Agentes da segurança pública são alvos de operação sobre venda ilegal de armas e munições para organização criminosa

Entre os alvos está um primeiro-tenente da Polícia Militar do Amapá, apontado como um dos principais fornecedores; dois guardas civis municipais também estão sendo investigados


 

Elen Costa
Da Redação

 

Nesta terça-feira, 30, policiais civis da Divisão de Repressão às Ações Criminosas Organizadas (Draco) deram cumprimento a ordens judiciais que visaram desarticular uma organização criminosa investigada por atuar no comércio ilegal de armas de fogo e munições no estado do Amapá.

 

Segundo informações, a investigação aponta o envolvimento de agentes de segurança pública no esquema. A ação é o desdobramento de outra operação realizada em julho de 2025.

 

Com a quebra de sigilo, autorizada pela Justiça, foi possível identificar uma rede estruturada de negociação clandestina de armas de diversos calibres, incluindo armamentos de uso permitido e restrito, além de grande quantidade de munições.

 

As conversas obtidas durante a investigação revelaram negociações de compra e venda de armas, movimentação de altos valores em dinheiro e discussões sobre técnicas de adulteração ou supressão de números de série para dificultar a identificação da origem dos armamentos.

 

Com base nas provas reunidas, o Poder Judiciário autorizou o cumprimento de mandados de prisão preventiva, busca e apreensão, afastamento cautelar de funções públicas e suspensão do porte e da posse de armas dos investigados.

 

Entre os alvos está um primeiro-tenente da Polícia Militar, de 42 anos de idade, apontado como um dos principais fornecedores de armas e munições da organização criminosa. Contra ele foram executados mandados de prisão preventiva, busca e apreensão. Ele teve a suspensão do exercício da função pública e do direito de porte e posse de armas.

 

Outra prisão foi de um homem de 31 anos, identificado como intermediador da rede e responsável pela captação de clientes e distribuição dos armamentos.

 

Dois guardas civis municipais, de 47 e 50 anos de idade, também estão sendo investigados. Um deles é suspeito de comercializar ilegalmente uma pistola e registrar um falso boletim de ocorrência para simular o extravio do armamento. O outro é acusado de atuar como intermediador nas negociações e por apresentar indícios de envolvimento na adulteração de numeração de armas de fogo.

 

Os investigados poderão responder, conforme a participação de cada um, pelos crimes de comércio ilegal de arma de fogo, associação criminosa armada e fraude processual.

 

A operação foi denominada Tarpeia. Uma referência à personagem da mitologia romana que traiu a cidade de Roma ao permitir a entrada de inimigos na cidadela.
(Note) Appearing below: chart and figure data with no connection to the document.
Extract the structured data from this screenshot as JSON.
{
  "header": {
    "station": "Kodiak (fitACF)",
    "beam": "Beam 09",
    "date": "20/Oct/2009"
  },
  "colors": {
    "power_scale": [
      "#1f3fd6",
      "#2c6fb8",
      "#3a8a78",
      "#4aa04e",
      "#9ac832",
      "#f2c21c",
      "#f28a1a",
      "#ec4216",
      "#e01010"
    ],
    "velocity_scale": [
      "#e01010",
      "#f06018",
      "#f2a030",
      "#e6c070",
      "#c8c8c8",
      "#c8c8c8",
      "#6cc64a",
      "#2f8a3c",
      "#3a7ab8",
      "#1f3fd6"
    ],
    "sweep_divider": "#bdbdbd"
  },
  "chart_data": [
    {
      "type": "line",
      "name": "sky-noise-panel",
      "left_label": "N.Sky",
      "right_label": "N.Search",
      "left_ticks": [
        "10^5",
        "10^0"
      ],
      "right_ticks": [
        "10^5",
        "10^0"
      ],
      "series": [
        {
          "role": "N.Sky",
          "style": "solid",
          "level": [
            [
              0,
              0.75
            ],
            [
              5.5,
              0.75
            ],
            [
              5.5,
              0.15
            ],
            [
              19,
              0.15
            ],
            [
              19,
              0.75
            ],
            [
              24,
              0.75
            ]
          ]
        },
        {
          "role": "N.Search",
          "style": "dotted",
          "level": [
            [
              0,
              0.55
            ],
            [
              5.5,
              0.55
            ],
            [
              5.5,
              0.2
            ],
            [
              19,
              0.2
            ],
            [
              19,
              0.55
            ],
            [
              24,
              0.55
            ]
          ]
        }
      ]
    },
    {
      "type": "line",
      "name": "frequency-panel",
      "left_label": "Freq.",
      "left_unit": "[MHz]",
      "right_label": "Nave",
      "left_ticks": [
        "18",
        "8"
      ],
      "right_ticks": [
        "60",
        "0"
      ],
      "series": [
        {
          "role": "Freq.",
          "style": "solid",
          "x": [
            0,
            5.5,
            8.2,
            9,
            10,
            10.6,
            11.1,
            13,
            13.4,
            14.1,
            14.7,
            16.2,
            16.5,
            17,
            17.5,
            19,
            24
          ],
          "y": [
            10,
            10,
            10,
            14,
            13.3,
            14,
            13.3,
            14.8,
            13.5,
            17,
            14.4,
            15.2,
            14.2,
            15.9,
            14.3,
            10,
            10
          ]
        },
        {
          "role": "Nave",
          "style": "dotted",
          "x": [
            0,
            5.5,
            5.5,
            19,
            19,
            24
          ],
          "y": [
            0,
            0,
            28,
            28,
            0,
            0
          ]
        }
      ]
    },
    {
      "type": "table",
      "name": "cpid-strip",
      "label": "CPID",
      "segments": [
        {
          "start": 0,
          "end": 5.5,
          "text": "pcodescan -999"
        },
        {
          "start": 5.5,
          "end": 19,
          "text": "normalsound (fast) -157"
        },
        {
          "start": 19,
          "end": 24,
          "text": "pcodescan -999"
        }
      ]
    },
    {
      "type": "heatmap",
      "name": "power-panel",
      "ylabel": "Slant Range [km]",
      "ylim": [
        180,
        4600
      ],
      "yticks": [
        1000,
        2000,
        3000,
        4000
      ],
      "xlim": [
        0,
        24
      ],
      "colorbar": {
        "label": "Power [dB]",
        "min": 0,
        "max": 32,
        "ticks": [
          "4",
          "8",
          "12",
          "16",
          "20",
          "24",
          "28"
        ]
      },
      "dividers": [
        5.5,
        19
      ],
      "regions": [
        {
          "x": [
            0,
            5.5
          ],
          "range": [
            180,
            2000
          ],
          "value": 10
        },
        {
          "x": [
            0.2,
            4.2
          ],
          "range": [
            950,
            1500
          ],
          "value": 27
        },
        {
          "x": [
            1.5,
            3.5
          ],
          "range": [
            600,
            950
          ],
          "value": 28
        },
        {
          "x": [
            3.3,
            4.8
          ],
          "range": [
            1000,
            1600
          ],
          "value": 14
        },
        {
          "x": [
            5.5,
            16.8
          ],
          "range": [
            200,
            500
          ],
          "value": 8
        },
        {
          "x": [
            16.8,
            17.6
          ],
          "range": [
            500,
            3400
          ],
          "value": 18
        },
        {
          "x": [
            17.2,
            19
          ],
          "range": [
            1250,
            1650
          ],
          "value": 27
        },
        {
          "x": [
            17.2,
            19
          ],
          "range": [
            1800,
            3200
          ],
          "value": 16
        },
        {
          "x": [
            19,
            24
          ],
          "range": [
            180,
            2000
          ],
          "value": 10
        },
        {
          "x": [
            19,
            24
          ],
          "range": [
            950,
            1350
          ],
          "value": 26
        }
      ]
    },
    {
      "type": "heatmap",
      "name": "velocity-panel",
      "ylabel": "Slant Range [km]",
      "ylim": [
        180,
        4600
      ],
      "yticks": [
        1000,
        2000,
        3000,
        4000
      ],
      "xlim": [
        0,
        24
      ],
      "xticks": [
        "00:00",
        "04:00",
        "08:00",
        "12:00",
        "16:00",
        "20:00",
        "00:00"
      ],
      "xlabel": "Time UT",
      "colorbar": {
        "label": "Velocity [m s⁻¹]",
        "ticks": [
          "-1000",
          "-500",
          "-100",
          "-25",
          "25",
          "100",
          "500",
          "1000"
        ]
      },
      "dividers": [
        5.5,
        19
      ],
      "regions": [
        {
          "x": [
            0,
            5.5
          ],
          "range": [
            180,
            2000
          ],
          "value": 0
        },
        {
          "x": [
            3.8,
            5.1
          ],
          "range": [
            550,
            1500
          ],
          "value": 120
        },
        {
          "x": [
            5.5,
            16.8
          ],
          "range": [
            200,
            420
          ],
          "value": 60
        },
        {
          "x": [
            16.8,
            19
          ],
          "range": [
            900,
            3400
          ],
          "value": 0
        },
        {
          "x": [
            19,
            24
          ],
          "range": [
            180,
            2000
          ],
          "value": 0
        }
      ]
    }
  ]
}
A escolha simboliza a quebra de confiança de agentes públicos que teriam utilizado suas funções para abastecer o mercado clandestino de armamentos.

 

Em nota, a PM informou que está colaborando com a Polícia Civil, fornecendo todas as informações institucionais necessárias às investigações, e que será instaurado procedimento administrativo para apurar a conduta do militar, assegurando o devido processo legal.